WONDERFUL REDEMPTION
Paul doesn't just condemn this sinful behaviour: he says his readers have forsaken those lifestyles. Nor does he say whether they were still struggling with the sins or not. He does say, however, they are wonderfully redeemed by using very strong words of redemption through the Cross of Christ - "...you were washed, you were sanctified, you were justified in the name of the Lord Jesus Christ and by the Spirit of our God." (1 Corinthians 6:11). That would have been extraordinary for the Corinthians to hear, especially in terms of the ridiculed homosexuals. He is affirming them as redeemed people and later as functioning parts of the Body of Christ (1 Corinthians 12:12-27). Oh that we could give the same example in our churches today!

REDEMPTION IS HEALING
Homosexuality is one manifestation of a low self image. This is why some homosexuals feel liberated by saying, "I'm glad to be gay." Many people with a low sense of self worth are perfectionists. They may obsessively chase solutions, often 'Christian healing programmes', desperately hoping they will feel more acceptable. A perfectionist often longs for order and predictability, and what is perceived as failure and criticism can be traumatically painful. There may be times when he or she believes they are close to achieving their ideal. Many Christian healing programmes work with the Holy Spirit and deal with past hurts. Sadly, many give the impression the way forward is easily defined and there seems little room for the person's uniqueness and God's unique way of responding. Often, if the Christian experience does not appear to deliver what was promised, it is rejected. "It doesn't work!", is the response. Perhaps what is really being said is, "I have not failed!"

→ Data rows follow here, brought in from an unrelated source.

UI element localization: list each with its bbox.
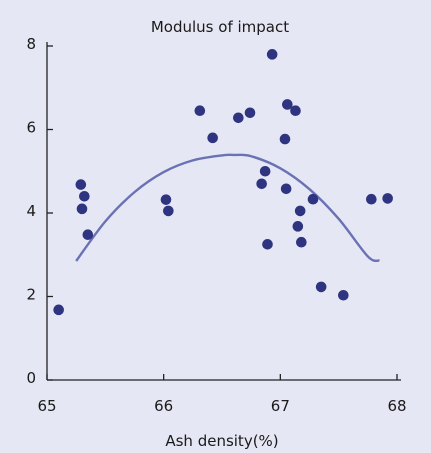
- data-point: [296, 236, 307, 248]
- data-point: [160, 194, 172, 205]
- data-point: [315, 281, 327, 293]
- data-point: [262, 239, 273, 250]
- data-point: [76, 203, 88, 215]
- x-tick-label: 66: [154, 397, 173, 415]
- curve-layer: [75, 153, 380, 263]
- data-point: [338, 289, 349, 301]
- data-point: [233, 112, 244, 124]
- data-point: [292, 221, 304, 232]
- data-point: [266, 49, 278, 60]
- x-axis-label: Ash density(%): [165, 432, 278, 450]
- x-tick-label: 67: [271, 397, 290, 415]
- data-point: [82, 229, 94, 241]
- y-tick-label: 0: [26, 369, 36, 387]
- data-point: [307, 193, 319, 205]
- data-point: [53, 304, 64, 316]
- y-tick-label: 4: [26, 202, 36, 220]
- data-point: [79, 191, 90, 202]
- y-tick-label: 8: [26, 35, 36, 53]
- data-point: [256, 178, 267, 190]
- data-point: [294, 205, 306, 217]
- data-point: [382, 193, 393, 204]
- data-point: [75, 179, 87, 190]
- data-point: [290, 105, 301, 117]
- x-tick-label: 68: [387, 397, 406, 415]
- data-point: [244, 107, 256, 119]
- y-tick-label: 2: [26, 286, 36, 304]
- points-layer: [53, 49, 393, 316]
- x-ticks: 65 66 67 68: [37, 374, 407, 415]
- axes: [46, 42, 401, 381]
- data-point: [259, 165, 271, 177]
- chart-title: Modulus of impact: [151, 18, 289, 36]
- data-point: [282, 99, 293, 110]
- data-point: [279, 133, 291, 145]
- data-point: [280, 183, 292, 195]
- x-tick-label: 65: [37, 397, 56, 415]
- y-ticks: 0 2 4 6 8: [26, 35, 53, 387]
- y-tick-label: 6: [26, 119, 36, 137]
- data-point: [163, 205, 174, 217]
- data-point: [207, 132, 218, 144]
- data-point: [366, 193, 377, 205]
- data-point: [194, 105, 206, 117]
- fitted-curve: [75, 153, 380, 263]
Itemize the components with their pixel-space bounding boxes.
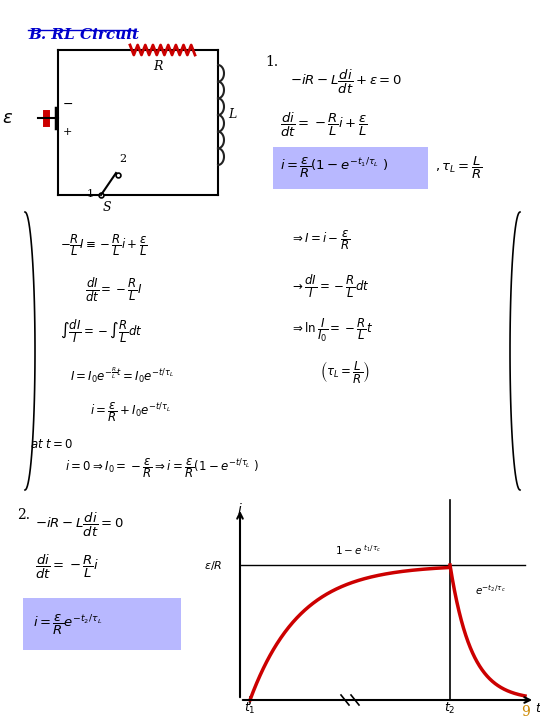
FancyBboxPatch shape: [23, 598, 181, 650]
Text: $t_2$: $t_2$: [444, 701, 456, 716]
Text: $\left(\tau_L=\dfrac{L}{R}\right)$: $\left(\tau_L=\dfrac{L}{R}\right)$: [320, 359, 370, 385]
Text: 1: 1: [87, 189, 94, 199]
Text: +: +: [63, 127, 72, 137]
Text: $i=\dfrac{\varepsilon}{R}e^{-t_2/\tau_L}$: $i=\dfrac{\varepsilon}{R}e^{-t_2/\tau_L}…: [33, 613, 102, 637]
Text: $,\tau_L=\dfrac{L}{R}$: $,\tau_L=\dfrac{L}{R}$: [435, 155, 483, 181]
Text: $-\dfrac{R}{L}I\equiv-\dfrac{R}{L}i+\dfrac{\varepsilon}{L}$: $-\dfrac{R}{L}I\equiv-\dfrac{R}{L}i+\dfr…: [60, 232, 147, 258]
Text: $\dfrac{di}{dt}=-\dfrac{R}{L}i$: $\dfrac{di}{dt}=-\dfrac{R}{L}i$: [35, 553, 99, 581]
Text: S: S: [103, 201, 111, 214]
Text: $t$: $t$: [535, 702, 540, 715]
Text: $\varepsilon$: $\varepsilon$: [3, 109, 14, 127]
Text: $\rightarrow\dfrac{dI}{I}=-\dfrac{R}{L}dt$: $\rightarrow\dfrac{dI}{I}=-\dfrac{R}{L}d…: [290, 274, 370, 300]
FancyBboxPatch shape: [273, 147, 428, 189]
Text: $i=\dfrac{\varepsilon}{R}+I_0e^{-t/\tau_L}$: $i=\dfrac{\varepsilon}{R}+I_0e^{-t/\tau_…: [90, 400, 171, 424]
Text: R: R: [153, 60, 163, 73]
Text: L: L: [228, 109, 237, 122]
Text: $\int\dfrac{dI}{I}=-\int\dfrac{R}{L}dt$: $\int\dfrac{dI}{I}=-\int\dfrac{R}{L}dt$: [60, 319, 143, 346]
Text: 2: 2: [119, 154, 126, 164]
Text: $i=0\Rightarrow I_0=-\dfrac{\varepsilon}{R}\Rightarrow i=\dfrac{\varepsilon}{R}(: $i=0\Rightarrow I_0=-\dfrac{\varepsilon}…: [65, 456, 259, 480]
Text: 2.: 2.: [17, 508, 30, 522]
Text: $\dfrac{di}{dt}=-\dfrac{R}{L}i+\dfrac{\varepsilon}{L}$: $\dfrac{di}{dt}=-\dfrac{R}{L}i+\dfrac{\v…: [280, 111, 368, 139]
Text: $i$: $i$: [237, 502, 243, 517]
Text: $at\ t=0$: $at\ t=0$: [30, 438, 73, 451]
Text: B. RL Circuit: B. RL Circuit: [28, 28, 139, 42]
Text: $e^{-t_2/\tau_c}$: $e^{-t_2/\tau_c}$: [475, 583, 506, 597]
Text: $\Rightarrow I=i-\dfrac{\varepsilon}{R}$: $\Rightarrow I=i-\dfrac{\varepsilon}{R}$: [290, 228, 350, 252]
Text: $-iR-L\dfrac{di}{dt}+\varepsilon=0$: $-iR-L\dfrac{di}{dt}+\varepsilon=0$: [290, 68, 402, 96]
Text: $\dfrac{dI}{dt}=-\dfrac{R}{L}I$: $\dfrac{dI}{dt}=-\dfrac{R}{L}I$: [85, 276, 142, 304]
Text: 1.: 1.: [265, 55, 278, 69]
Text: 9: 9: [521, 705, 529, 719]
Text: $t_1$: $t_1$: [244, 701, 256, 716]
Text: $I=I_0e^{-\frac{R}{L}t}=I_0e^{-t/\tau_L}$: $I=I_0e^{-\frac{R}{L}t}=I_0e^{-t/\tau_L}…: [70, 365, 174, 384]
Text: −: −: [63, 97, 73, 110]
Text: $1-e^{\ t_1/\tau_c}$: $1-e^{\ t_1/\tau_c}$: [335, 543, 381, 557]
Text: $-iR-L\dfrac{di}{dt}=0$: $-iR-L\dfrac{di}{dt}=0$: [35, 511, 124, 539]
Text: $\varepsilon/R$: $\varepsilon/R$: [204, 559, 222, 572]
Text: $\Rightarrow\ln\dfrac{I}{I_0}=-\dfrac{R}{L}t$: $\Rightarrow\ln\dfrac{I}{I_0}=-\dfrac{R}…: [290, 316, 373, 344]
Text: $i=\dfrac{\varepsilon}{R}(1-e^{-t_1/\tau_L}\ )$: $i=\dfrac{\varepsilon}{R}(1-e^{-t_1/\tau…: [280, 156, 388, 180]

Healing must involve an acceptance of the amazing paradoxes of God's Grace. It must involve an acceptance of God's sovereignty as the 'storyteller'. Healing must also involve accepting the value of our unique story, good and bad. This includes our sexuality and all it tells us about ourselves and others. In other words our unique sexuality is a part of our unique value, as a member of Christ's body. That is not simply true for tomorrow, when it may or may not have changed, but today. We believe we are valued and loved by God, because of our uniqueness, not despite it or because we feel it.

RELATIONSHIPS
I used to believe God's way forward is primarily through affirming Christian relationships which meet the previously unmet human needs. The problem with this ideal is the practical outcome. I take into those relationships my insecurities, sexual desires and emotional needs. They are likely to draw me to the person whom I feel will fulfil my needs. The other person's response is also influenced by their own similar issues. Sometimes it can seem to be effective and I may feel loved and affirmed by other people and therefore by God. However, I now believe my sense of value and identity must come firstly from my relationship with God and myself. I must accept and then act on, the truth of God's unique love for me, not simply through my feelings. Then this value can and should be affirmed through special human relationships, which also involve commitment.

As I find my value and identity with God and then others, through my unique story, it will include my sexuality. Some feelings, including sexual ones, may change and some may not, but I will know love and fulfilment with God and within His Body and Kingdom. This is healing for homosexuality and heterosexuality.